The appeal stems from the court’s denial of Tewell’s petition for writ of habeas corpus, which the court had treated as a petition for post-conviction relief. Convicted of kidnapping and rape in the mid-1970s, Tewell had been sentenced to life imprisonment on the kidnapping conviction plus 20 years for the rape conviction. The parole board turned over the life sentence to 20 years in 1989 and he later earned parole in 1994. But a few years later, Tewell was arrested on drug charges and sentenced, and the parole board reinstated his life sentence.

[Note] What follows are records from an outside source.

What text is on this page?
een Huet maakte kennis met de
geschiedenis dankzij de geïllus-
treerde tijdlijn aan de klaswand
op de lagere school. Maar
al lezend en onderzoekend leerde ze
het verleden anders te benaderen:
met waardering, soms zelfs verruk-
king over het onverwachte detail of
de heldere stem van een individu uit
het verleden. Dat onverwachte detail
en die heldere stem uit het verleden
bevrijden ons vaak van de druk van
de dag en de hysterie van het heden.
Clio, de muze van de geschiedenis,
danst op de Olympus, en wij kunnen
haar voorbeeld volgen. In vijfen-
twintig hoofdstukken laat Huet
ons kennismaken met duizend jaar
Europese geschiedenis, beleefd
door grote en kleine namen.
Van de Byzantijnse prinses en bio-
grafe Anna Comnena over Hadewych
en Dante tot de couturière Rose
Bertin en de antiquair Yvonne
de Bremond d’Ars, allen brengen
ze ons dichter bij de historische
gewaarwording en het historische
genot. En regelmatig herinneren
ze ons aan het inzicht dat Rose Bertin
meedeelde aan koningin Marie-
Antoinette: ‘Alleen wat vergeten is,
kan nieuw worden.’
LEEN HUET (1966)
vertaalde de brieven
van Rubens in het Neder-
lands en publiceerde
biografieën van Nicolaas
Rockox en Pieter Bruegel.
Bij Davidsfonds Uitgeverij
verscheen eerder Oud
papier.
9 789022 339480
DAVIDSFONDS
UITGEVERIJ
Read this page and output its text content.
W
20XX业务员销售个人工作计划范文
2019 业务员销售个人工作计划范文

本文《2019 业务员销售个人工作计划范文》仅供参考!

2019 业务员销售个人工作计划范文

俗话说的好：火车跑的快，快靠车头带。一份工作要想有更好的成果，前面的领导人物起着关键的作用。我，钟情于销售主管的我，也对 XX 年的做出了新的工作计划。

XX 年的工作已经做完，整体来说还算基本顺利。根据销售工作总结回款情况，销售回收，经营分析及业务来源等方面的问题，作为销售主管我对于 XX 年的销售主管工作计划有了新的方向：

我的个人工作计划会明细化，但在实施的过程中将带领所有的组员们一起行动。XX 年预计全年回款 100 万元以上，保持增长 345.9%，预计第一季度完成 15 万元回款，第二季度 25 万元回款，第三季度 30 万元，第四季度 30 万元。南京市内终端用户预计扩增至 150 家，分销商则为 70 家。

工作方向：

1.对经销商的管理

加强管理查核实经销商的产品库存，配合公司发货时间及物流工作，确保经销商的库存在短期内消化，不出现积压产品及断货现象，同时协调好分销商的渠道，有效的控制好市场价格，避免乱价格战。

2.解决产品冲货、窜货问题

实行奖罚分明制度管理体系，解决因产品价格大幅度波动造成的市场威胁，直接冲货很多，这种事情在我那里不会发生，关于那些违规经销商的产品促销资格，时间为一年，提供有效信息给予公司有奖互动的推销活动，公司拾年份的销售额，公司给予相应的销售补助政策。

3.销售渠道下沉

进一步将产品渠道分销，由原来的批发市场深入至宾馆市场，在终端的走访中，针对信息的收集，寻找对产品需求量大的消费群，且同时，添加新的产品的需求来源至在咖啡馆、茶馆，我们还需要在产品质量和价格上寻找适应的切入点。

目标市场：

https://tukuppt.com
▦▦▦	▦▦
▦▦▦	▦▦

Tewell filed a writ of habeas corpus in 2006, but the post-conviction court treated it as a PCR request and denied relief, granting the state’s motion for summary disposition. He appealed on grounds that the court wrongly considered the petition as a request for post-conviction relief and also that the court wrongly found the parole board didn’t discharge him from a life sentence.

The Court of Appeals agreed with the lower court, relying on a 2001 ruling in which it wrote that the purpose of the writ of habeas corpus is to bring the person in custody before the court for inquiry into the cause of restraint “only if he is entitled to an immediate release from an unlawful custody.”

Appellate judges also determined that the life sentence wasn’t discharged because Tewell hadn’t been released on parole for his life sentence before turning it over to 20 years.